Do pop-up notifications regarding smartphone use decrease screen time, phone checking behavior, and self-reported problematic smartphone use? Evidence from a two-month experimental study

Although associations between problematic smartphone use (PSU), or impaired functioning in different aspects of life due to excessive smartphone use, and psychopathology are well-established, the body of research including objectively measured smartphone use (OMSU) is relatively small. In addition, the majority of these studies relies on cross-sectional self-report data. The aim of the current study was to fill that gap. 
The effective sample comprised 73 people (age M = 26.5, SD = 8.5; 82% women) who were randomly assigned into one of three groups: control, active experimental, or passive experimental. All groups filled out a PSU measure at Time 1. Then, active and passive experimental group used a smartphone use tracking application for three weeks.

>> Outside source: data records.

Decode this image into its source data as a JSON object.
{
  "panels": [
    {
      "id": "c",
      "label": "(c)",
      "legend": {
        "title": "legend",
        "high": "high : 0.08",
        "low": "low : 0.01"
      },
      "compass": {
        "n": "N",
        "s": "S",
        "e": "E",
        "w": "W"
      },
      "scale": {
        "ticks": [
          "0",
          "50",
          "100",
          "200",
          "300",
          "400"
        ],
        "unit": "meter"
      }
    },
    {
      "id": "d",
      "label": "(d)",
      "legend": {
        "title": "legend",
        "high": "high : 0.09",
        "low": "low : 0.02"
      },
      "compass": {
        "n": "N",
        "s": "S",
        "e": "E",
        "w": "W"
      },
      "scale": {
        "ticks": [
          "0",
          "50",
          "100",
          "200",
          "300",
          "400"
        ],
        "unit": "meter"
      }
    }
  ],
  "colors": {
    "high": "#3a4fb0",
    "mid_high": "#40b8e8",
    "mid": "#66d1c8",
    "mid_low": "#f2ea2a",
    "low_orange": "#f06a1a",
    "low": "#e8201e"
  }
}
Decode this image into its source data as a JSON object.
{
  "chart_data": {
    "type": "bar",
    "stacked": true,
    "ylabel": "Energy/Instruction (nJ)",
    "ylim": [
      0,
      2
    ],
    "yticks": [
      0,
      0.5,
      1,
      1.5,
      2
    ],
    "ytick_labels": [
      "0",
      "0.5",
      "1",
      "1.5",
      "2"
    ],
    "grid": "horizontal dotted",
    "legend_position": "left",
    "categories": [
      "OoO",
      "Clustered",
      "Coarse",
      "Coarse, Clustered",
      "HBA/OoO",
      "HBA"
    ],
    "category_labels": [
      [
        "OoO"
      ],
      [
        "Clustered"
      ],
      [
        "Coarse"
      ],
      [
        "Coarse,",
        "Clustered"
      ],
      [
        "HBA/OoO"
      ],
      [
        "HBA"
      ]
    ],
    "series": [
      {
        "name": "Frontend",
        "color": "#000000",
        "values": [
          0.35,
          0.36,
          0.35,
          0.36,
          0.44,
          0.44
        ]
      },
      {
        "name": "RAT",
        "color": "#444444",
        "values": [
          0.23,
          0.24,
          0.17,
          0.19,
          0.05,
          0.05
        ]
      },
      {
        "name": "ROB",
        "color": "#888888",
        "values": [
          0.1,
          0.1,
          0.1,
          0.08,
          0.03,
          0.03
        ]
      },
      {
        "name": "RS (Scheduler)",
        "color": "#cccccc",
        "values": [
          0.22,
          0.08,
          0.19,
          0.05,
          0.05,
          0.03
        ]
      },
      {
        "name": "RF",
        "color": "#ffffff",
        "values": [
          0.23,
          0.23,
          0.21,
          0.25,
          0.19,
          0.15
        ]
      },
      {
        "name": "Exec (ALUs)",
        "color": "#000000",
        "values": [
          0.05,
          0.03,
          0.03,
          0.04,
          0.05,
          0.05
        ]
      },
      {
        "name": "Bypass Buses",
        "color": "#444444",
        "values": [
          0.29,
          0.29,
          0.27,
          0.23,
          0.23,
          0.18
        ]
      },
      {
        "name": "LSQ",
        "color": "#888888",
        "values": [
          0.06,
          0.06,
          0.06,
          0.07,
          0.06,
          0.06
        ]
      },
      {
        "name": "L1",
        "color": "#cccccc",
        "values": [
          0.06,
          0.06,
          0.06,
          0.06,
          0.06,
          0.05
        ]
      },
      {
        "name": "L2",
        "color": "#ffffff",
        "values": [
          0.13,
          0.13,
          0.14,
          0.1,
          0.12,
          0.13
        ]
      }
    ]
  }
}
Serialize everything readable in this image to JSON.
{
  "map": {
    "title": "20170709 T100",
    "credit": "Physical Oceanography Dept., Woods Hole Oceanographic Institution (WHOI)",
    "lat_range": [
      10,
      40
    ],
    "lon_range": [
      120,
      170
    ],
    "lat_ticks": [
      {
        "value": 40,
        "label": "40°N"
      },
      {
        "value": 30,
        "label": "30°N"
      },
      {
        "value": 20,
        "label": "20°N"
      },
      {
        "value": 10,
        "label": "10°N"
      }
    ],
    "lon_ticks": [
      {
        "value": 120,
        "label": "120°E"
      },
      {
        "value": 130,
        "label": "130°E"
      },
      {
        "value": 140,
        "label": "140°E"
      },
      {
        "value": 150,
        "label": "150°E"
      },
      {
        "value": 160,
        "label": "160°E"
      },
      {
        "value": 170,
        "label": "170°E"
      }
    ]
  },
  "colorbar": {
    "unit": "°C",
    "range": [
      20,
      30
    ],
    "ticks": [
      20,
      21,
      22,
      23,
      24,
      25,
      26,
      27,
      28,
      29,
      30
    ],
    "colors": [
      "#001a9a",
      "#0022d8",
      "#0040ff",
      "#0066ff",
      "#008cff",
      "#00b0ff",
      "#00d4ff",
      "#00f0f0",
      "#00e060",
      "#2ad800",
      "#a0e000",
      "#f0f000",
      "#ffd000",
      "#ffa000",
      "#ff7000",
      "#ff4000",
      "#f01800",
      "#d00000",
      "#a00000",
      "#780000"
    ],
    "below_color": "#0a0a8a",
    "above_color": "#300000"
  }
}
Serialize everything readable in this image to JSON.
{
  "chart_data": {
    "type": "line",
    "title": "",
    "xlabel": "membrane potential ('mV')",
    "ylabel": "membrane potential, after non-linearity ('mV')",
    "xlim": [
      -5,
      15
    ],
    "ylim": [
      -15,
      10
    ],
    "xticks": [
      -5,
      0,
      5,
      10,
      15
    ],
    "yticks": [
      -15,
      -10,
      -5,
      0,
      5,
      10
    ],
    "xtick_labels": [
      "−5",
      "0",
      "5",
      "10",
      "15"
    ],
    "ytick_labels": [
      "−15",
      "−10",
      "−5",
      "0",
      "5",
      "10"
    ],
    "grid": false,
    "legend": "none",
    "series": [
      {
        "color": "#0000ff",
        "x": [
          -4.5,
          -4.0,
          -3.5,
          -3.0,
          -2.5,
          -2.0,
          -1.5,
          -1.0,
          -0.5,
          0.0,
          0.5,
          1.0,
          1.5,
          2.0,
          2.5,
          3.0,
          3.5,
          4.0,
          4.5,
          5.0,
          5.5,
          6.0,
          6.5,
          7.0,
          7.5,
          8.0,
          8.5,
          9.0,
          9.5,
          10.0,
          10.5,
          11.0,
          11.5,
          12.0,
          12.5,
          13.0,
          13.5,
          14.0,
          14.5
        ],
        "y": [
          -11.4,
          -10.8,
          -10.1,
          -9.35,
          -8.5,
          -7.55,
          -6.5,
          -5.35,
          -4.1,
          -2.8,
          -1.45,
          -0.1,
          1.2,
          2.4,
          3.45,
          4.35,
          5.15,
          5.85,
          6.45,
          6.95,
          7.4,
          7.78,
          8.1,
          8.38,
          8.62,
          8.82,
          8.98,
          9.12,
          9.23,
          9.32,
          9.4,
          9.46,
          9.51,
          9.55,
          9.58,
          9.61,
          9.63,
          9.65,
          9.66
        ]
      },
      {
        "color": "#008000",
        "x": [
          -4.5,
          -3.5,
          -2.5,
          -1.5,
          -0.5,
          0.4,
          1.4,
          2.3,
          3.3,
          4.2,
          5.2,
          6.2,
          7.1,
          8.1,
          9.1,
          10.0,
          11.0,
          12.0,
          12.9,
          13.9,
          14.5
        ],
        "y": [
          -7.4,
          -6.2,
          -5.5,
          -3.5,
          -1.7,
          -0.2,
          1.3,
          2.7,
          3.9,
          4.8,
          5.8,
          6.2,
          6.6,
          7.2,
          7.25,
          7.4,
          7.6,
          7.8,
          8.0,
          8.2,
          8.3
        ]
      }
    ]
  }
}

After receiving their data, active experimental group received instructions for setting up their app so that it would prompt notifications based on their personal smartphone use patterns for the next month of smartphone use, while smartphone use tracking for passive experimental group continued without prompting notifications (Time 2). Finally, all groups of participants were asked about their PSU again (Time 3). Contrary to our expectations, notifications regarding excessive smartphone use did not lower self-reported PSU, nor participants’ screen time or the frequency of phone-checking behavior.